# International Experience Canada (Working Holiday)



## lorenzo_gr (Sep 12, 2013)

Goodmorning everyone,

I am a young (26 y.o.) Italian man, with a master degree in Geology and, for a series of reasons, I am considering to apply for a working holiday visa in Canada (now, officially IEC - International Experience Canada).
I speak fluent English, and I used to speak good French (even if now, this latter is a little bit rusty)

I know that for Italians, this visa (which is limited to 1000 per year) allows you to stay in the country for up to 12 months, and to work for up to 6.

My rough plan would be to stay in the Toronto area, or anyway in Ontario, and do, at least for a while, a volunteer work in a family farm (I use, to find this kind of opportunities, the website workaway.info) and then look for work in Toronto or in the nearby area, focusing, if possible, in the search of geologist/low-enthalpy geothermal jobs.

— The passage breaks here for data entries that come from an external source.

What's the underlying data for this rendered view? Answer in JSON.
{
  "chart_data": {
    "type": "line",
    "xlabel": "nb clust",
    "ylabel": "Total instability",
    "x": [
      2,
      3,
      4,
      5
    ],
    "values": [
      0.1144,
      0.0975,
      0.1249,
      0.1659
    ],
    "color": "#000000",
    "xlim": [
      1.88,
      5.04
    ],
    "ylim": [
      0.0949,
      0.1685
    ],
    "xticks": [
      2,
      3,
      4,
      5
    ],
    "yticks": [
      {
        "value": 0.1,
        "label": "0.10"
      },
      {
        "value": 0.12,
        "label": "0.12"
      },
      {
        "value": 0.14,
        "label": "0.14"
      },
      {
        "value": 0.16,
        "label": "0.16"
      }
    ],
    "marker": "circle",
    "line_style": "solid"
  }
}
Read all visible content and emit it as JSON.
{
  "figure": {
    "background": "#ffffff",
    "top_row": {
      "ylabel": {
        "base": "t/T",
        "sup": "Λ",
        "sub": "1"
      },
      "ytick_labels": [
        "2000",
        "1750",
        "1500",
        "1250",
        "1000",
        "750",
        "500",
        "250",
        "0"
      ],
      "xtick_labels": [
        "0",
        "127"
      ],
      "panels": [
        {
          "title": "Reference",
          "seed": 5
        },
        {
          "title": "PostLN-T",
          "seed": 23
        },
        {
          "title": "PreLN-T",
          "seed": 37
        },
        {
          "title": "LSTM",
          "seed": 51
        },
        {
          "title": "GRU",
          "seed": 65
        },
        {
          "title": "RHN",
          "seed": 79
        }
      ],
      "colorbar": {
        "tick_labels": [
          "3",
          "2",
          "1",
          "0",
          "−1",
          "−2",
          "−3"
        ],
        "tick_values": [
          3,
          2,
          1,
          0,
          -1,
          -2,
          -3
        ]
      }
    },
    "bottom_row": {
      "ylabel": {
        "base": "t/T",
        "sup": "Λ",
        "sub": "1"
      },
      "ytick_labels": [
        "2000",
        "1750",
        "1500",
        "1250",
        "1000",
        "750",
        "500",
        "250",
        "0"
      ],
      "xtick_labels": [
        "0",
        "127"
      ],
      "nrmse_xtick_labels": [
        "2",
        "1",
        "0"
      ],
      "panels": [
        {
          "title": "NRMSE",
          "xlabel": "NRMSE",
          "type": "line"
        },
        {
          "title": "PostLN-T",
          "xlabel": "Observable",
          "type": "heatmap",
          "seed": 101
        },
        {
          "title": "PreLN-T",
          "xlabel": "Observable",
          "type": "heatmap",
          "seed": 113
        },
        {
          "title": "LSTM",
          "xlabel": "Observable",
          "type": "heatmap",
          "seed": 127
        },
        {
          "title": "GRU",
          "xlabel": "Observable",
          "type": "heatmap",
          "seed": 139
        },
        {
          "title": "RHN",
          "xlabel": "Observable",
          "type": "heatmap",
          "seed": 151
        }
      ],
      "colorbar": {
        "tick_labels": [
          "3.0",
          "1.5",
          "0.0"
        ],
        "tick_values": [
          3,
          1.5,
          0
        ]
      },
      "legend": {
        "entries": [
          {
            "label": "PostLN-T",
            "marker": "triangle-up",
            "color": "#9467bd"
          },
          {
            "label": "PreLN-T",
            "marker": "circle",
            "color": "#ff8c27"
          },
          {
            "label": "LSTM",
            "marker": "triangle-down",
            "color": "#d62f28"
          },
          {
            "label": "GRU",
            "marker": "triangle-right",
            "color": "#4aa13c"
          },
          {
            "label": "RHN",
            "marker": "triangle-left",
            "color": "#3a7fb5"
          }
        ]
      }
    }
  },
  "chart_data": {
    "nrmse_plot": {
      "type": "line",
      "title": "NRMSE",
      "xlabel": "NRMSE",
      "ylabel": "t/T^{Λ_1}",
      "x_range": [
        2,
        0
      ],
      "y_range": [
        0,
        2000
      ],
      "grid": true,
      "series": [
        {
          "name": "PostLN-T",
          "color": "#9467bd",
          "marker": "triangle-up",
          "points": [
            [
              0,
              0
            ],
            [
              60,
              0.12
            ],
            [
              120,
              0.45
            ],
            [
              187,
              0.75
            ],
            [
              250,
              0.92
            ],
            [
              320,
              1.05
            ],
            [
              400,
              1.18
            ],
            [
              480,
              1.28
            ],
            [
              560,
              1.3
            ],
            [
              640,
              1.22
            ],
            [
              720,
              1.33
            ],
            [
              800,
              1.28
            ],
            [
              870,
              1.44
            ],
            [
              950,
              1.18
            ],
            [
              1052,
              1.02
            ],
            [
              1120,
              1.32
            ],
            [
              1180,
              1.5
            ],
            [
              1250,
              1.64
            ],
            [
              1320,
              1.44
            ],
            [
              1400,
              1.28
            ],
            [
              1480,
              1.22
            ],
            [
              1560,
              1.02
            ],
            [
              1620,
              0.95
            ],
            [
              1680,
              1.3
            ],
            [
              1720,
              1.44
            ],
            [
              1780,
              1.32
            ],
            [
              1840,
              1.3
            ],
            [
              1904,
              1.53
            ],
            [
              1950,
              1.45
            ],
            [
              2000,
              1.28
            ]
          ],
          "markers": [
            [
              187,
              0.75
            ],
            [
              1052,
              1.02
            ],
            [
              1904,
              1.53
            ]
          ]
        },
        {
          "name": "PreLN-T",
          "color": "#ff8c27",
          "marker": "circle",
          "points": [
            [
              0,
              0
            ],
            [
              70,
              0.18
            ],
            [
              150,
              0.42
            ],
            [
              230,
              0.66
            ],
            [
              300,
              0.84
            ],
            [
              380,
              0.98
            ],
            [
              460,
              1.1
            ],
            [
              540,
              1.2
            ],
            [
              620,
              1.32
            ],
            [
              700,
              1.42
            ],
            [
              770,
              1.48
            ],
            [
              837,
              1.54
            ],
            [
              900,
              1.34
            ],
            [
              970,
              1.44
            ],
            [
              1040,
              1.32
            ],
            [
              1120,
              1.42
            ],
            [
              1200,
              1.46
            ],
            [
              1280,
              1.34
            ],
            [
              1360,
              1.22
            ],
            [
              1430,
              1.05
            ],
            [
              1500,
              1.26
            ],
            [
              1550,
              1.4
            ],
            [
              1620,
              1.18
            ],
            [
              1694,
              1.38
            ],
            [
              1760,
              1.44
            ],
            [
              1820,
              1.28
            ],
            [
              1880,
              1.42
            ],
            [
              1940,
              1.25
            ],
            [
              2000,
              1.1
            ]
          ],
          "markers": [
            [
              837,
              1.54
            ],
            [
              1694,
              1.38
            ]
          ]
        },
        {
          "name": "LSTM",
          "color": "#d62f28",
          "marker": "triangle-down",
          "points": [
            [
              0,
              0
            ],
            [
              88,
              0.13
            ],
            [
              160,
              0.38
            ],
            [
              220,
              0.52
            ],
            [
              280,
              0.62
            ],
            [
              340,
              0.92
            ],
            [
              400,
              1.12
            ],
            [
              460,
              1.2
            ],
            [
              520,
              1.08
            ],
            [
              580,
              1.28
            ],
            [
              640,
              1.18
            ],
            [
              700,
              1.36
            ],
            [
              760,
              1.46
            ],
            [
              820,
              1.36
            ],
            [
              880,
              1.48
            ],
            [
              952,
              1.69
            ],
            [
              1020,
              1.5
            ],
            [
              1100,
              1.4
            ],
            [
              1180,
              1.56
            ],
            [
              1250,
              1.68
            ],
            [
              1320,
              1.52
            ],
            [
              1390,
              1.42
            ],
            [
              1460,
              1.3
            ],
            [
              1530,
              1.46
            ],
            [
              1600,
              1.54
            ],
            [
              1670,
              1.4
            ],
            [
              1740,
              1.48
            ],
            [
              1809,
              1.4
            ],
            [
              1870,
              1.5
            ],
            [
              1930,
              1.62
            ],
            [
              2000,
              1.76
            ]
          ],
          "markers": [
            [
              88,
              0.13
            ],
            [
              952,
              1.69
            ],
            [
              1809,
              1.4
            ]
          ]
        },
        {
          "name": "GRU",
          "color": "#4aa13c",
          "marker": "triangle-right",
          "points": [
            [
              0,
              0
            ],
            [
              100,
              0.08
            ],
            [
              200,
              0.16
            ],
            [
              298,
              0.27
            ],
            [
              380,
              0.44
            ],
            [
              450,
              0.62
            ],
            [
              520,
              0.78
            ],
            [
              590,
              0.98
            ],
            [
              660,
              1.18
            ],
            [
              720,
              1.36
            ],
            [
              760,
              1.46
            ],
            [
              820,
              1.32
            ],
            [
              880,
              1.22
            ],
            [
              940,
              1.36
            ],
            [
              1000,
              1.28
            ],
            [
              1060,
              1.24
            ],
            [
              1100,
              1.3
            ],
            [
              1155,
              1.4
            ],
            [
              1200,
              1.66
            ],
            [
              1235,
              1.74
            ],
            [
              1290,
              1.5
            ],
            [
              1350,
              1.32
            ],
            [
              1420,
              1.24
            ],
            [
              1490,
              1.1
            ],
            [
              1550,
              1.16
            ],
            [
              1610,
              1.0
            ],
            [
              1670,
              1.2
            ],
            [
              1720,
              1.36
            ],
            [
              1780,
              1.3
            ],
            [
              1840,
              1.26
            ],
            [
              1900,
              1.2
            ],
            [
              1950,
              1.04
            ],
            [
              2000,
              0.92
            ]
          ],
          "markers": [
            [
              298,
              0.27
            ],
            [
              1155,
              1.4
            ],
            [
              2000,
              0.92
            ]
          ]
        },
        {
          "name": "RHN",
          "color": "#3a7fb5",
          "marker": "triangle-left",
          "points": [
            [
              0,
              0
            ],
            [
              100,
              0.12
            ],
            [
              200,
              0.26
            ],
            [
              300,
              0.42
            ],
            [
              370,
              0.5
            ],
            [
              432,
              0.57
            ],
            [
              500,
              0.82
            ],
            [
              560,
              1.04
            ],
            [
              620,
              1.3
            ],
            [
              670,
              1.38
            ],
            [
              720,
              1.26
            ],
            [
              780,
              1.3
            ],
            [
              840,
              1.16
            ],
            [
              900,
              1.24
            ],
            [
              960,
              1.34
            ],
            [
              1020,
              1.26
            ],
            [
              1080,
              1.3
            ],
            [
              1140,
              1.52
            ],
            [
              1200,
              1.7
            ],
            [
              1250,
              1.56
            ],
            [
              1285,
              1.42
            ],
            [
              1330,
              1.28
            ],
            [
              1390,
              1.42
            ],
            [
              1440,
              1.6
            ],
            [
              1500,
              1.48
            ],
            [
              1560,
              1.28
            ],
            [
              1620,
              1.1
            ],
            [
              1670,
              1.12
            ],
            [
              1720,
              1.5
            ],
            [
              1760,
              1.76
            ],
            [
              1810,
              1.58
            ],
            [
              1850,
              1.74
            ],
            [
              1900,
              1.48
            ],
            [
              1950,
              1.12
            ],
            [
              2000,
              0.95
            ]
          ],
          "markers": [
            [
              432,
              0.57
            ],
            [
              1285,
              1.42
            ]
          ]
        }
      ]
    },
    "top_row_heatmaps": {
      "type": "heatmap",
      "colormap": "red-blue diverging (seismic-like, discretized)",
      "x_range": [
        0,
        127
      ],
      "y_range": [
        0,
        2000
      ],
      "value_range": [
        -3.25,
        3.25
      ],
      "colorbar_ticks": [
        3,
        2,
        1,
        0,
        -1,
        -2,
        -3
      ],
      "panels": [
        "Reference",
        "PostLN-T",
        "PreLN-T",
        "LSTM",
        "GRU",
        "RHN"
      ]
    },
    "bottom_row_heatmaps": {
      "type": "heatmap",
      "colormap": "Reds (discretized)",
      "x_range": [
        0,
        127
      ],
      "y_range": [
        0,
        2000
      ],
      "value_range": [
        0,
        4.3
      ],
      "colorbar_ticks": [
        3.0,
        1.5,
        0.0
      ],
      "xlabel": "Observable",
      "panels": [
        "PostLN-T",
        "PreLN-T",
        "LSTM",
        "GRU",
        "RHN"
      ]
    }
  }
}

I wanted to ask if anyone has or had experience with this program (International Experience Canada (Working Holiday)) in Canada: 
how did it go, has it met your expectations, how easy/difficult has it been to find any kind of job (or a specific one) with this kind of visa, how does the population generally react to foreigners and to working holiday visa holders, what's the cost of living in Ontario, and so on...

So pretty much, it would be great if you could share your impressions, advice, experiences, etc.

Any help is greatly appreciated!

Best wishes to everyone!
Lorenzo


----------